Tabiatın dışında bir kudret olarak Allah’ı keşfeden bu metafiziksel zihin, ilk kez sonsuzluk fikrini keşfederek, evrende kendi yerini görme imkânına da kavuşmuştur. Hülasa İbrahim kelimelerle bütün varlık halkalarını yeniden adlandırıp konumlandırmış, her varlığı ait olduğu yere oturtan bir harekâtı başarıyla tamamlamıştır.

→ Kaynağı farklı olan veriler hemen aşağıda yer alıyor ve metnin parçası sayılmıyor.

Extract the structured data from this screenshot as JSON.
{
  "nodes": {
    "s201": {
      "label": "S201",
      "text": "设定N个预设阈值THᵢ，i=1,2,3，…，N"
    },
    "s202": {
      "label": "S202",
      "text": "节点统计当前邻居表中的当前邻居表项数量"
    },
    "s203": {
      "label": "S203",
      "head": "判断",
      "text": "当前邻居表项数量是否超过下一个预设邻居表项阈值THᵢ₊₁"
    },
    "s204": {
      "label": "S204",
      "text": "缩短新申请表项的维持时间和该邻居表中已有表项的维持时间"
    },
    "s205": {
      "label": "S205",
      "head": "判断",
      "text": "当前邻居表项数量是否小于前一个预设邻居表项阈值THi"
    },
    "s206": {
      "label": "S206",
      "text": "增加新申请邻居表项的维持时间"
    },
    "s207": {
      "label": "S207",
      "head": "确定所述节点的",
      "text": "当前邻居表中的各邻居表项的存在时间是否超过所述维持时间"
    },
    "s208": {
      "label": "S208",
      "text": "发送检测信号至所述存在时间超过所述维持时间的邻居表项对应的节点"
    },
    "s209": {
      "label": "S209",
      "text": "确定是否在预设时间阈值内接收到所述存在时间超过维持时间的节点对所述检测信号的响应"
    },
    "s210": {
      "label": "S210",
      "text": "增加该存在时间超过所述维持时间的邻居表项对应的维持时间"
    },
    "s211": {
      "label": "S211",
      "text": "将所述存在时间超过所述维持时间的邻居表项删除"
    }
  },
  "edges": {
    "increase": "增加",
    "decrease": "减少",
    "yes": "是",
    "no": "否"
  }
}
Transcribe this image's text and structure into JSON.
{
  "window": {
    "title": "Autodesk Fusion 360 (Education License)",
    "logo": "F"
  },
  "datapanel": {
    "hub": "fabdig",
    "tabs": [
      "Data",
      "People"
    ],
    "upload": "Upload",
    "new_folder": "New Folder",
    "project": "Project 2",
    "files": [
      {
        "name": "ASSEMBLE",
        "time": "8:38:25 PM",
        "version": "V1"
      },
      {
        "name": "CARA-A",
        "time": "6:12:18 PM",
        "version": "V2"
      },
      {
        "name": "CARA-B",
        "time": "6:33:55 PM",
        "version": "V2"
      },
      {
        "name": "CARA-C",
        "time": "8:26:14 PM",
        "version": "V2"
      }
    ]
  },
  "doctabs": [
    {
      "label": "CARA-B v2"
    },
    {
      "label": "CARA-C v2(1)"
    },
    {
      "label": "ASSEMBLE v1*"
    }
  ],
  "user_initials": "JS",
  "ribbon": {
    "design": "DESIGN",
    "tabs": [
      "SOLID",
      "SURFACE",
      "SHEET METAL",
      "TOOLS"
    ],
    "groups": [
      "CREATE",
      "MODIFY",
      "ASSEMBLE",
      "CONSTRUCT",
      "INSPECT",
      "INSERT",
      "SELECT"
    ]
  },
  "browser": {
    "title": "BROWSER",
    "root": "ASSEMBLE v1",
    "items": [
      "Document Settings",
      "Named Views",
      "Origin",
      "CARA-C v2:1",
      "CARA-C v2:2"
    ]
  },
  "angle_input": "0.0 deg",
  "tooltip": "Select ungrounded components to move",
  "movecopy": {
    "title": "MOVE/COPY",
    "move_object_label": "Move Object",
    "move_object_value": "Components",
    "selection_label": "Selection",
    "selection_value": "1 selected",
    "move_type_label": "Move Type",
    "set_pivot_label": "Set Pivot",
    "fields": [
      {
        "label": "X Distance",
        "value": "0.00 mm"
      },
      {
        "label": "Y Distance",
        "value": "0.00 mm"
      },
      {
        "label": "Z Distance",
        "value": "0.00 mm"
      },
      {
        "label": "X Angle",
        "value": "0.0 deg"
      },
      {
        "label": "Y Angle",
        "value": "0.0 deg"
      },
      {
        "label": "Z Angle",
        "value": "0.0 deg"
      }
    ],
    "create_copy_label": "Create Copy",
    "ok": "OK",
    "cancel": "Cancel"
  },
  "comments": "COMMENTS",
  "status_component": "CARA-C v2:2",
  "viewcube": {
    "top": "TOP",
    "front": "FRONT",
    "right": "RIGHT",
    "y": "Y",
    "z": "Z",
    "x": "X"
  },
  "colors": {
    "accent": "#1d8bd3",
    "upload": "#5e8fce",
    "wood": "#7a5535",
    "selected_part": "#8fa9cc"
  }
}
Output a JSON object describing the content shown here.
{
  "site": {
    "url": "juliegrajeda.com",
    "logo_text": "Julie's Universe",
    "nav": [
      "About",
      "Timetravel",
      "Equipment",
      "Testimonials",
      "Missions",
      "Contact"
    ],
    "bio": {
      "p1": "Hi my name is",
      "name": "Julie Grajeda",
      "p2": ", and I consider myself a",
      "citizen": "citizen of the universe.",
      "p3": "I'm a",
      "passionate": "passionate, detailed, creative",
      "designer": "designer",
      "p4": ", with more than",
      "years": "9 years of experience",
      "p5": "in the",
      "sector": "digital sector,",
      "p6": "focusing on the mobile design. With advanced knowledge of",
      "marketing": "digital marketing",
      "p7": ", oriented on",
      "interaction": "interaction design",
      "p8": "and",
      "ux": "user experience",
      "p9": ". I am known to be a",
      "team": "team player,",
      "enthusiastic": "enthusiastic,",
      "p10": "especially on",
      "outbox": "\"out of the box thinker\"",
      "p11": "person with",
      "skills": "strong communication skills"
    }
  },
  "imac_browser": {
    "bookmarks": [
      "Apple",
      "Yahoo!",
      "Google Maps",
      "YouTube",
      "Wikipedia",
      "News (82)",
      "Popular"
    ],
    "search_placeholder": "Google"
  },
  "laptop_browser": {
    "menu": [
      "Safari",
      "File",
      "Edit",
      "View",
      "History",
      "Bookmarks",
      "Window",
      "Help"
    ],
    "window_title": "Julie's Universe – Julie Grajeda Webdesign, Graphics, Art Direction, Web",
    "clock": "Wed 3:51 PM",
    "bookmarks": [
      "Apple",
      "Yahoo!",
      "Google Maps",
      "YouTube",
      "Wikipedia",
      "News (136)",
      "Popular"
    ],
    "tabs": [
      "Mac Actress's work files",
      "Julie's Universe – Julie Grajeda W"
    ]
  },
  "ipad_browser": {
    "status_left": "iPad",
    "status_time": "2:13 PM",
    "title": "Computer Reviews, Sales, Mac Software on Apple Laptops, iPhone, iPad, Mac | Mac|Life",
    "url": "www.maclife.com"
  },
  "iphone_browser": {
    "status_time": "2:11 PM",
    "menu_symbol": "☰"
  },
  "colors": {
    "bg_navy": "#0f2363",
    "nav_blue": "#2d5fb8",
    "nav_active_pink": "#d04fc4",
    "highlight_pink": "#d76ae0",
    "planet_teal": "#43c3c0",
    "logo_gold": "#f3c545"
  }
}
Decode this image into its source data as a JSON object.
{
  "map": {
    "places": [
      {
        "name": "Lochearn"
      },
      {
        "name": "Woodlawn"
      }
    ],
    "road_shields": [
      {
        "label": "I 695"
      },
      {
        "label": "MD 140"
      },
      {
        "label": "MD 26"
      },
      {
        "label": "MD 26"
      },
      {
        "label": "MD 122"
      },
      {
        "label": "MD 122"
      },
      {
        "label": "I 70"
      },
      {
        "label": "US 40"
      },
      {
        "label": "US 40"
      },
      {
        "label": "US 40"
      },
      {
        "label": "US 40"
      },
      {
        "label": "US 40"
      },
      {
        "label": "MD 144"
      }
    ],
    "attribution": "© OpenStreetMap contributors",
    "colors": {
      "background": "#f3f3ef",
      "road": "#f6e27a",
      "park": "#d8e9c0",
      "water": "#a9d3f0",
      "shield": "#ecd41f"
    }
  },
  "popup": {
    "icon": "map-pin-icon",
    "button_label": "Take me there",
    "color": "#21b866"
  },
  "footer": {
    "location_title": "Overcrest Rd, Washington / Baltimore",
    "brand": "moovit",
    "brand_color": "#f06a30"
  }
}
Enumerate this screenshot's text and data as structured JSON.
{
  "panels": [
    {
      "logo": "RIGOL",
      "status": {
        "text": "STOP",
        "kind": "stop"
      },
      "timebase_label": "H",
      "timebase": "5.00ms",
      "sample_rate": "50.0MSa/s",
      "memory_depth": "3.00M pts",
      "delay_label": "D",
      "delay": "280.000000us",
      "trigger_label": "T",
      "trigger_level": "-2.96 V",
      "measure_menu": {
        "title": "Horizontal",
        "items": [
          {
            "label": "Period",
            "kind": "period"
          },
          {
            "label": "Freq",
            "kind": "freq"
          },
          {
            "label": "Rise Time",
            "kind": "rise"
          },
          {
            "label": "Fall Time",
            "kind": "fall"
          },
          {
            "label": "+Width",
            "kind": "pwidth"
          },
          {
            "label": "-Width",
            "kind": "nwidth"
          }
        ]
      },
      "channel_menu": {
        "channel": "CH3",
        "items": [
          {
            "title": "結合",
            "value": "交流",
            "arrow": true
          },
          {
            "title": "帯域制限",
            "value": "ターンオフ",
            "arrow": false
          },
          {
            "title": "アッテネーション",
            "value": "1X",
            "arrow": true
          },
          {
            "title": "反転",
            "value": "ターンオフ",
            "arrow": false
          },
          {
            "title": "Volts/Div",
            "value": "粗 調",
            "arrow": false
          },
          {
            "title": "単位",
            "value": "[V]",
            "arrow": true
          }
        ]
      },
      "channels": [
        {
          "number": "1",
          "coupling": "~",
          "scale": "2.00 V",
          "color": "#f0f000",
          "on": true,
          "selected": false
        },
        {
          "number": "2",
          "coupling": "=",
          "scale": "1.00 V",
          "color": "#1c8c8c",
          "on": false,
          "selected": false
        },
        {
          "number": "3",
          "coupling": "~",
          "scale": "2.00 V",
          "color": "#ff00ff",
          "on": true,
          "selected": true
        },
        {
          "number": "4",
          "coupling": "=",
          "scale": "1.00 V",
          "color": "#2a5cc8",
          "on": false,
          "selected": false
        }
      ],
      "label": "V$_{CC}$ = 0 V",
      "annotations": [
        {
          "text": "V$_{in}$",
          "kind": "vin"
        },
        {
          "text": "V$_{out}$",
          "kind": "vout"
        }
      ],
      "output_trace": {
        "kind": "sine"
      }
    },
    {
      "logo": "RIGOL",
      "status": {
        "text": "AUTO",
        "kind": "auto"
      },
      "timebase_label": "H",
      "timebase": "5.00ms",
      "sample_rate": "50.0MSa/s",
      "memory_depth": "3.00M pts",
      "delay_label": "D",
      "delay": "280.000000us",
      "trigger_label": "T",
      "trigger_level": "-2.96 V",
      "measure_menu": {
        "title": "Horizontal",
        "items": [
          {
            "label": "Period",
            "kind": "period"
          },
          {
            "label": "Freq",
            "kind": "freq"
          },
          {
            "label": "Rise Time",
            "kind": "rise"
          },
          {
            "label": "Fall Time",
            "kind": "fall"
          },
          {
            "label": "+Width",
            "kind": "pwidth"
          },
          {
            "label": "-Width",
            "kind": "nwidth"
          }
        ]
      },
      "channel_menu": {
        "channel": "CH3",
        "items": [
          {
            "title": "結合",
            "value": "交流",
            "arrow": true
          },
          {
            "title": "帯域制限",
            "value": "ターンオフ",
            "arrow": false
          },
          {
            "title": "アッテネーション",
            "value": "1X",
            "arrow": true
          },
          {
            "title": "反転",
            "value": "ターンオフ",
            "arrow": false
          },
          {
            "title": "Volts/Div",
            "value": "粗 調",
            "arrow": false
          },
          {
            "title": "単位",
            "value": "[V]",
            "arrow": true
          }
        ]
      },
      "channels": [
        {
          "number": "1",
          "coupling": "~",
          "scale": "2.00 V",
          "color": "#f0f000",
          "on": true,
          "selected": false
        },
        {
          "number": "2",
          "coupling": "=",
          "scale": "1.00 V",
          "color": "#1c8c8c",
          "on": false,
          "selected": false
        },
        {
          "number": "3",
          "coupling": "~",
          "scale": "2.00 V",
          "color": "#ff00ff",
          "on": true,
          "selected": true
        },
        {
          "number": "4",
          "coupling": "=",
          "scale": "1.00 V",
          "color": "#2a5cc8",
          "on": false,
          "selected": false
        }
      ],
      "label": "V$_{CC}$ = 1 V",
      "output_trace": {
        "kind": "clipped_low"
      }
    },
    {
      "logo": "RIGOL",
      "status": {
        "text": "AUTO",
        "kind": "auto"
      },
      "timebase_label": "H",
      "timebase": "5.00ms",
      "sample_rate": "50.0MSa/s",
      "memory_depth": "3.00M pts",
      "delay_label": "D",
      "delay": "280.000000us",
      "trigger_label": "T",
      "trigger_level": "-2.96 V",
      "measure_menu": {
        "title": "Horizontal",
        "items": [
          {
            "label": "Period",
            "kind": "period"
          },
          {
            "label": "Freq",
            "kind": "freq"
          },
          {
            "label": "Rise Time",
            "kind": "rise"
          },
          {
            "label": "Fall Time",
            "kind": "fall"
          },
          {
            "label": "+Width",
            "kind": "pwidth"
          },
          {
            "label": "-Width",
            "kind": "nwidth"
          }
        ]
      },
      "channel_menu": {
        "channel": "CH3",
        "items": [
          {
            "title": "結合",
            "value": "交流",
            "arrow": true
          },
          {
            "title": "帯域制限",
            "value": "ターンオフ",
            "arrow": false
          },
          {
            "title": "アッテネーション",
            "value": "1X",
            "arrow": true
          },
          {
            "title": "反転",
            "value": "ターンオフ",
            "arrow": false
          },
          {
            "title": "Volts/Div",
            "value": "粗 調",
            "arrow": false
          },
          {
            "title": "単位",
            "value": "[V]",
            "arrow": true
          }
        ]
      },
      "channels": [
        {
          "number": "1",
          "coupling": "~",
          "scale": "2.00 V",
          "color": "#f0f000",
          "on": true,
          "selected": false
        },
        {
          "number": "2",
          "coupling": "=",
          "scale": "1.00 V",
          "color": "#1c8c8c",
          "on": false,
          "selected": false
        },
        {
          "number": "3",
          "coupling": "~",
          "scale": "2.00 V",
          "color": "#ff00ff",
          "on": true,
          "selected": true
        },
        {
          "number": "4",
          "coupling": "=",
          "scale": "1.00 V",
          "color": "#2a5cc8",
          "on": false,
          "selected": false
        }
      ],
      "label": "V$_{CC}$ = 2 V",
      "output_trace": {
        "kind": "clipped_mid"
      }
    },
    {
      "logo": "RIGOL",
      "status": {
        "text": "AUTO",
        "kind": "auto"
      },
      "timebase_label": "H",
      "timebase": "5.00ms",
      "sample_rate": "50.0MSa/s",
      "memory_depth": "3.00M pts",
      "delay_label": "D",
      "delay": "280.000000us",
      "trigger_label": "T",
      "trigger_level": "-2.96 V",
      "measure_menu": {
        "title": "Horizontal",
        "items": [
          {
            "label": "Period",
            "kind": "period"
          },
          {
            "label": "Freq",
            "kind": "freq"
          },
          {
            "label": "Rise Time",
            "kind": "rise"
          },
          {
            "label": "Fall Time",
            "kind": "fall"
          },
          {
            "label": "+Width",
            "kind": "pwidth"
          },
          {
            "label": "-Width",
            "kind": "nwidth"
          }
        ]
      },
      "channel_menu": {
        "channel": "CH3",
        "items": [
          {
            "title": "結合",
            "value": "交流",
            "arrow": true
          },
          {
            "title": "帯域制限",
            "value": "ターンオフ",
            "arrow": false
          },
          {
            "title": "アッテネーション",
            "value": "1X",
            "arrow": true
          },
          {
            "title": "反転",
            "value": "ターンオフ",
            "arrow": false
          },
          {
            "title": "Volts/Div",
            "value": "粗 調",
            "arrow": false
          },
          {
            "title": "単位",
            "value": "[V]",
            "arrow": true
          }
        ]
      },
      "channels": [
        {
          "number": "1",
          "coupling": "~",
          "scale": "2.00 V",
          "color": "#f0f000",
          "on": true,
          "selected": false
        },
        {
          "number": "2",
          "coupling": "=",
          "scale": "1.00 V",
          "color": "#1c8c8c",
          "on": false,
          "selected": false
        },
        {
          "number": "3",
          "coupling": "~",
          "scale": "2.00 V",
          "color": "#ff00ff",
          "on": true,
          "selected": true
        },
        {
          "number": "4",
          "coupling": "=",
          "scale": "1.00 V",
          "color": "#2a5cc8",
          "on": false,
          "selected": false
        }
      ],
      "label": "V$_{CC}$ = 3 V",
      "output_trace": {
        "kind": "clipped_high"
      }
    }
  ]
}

Unutulmamalıdır ki, İbrahim, insanın bozulmamış zihnini ve fıtratını temsil eder. İbrahim’in yaşamındaki her evre ve sorgula­ma, farklı şüpheleriyle, ikna olma ihtiyacıyla ve sorgulamalarıyla bir insan zihnini temsil etmektedir. O halde, İbrahim’in başardığı şey, rüşt sahibi olan (21:51) ve sağduyuya dayanan bir insanın başarması beklenen şeydir. Kur’an, İbrahim üzerinden şu nokta­larda yaratılan kırılmalara dikkatimizi çek­mektedir:

– Her türlü sır ve gizemi yapısından sö­küp atarak, tabiatı gerçek kimliğine ka­vuşturmuştur. İnsanın korkularına kaynak gösterilerek insana yabancılaştırılan tabiatı, yaratanına referansla ümit kaynağına dö­nüştürmüştür. İnsan korkularının kaynağı durumundaki gök gürültüsünün bile aslında Allah’a hamd ettiğini beyan ederek (13:13), tabiat algısında bir kırılma yaratmıştır.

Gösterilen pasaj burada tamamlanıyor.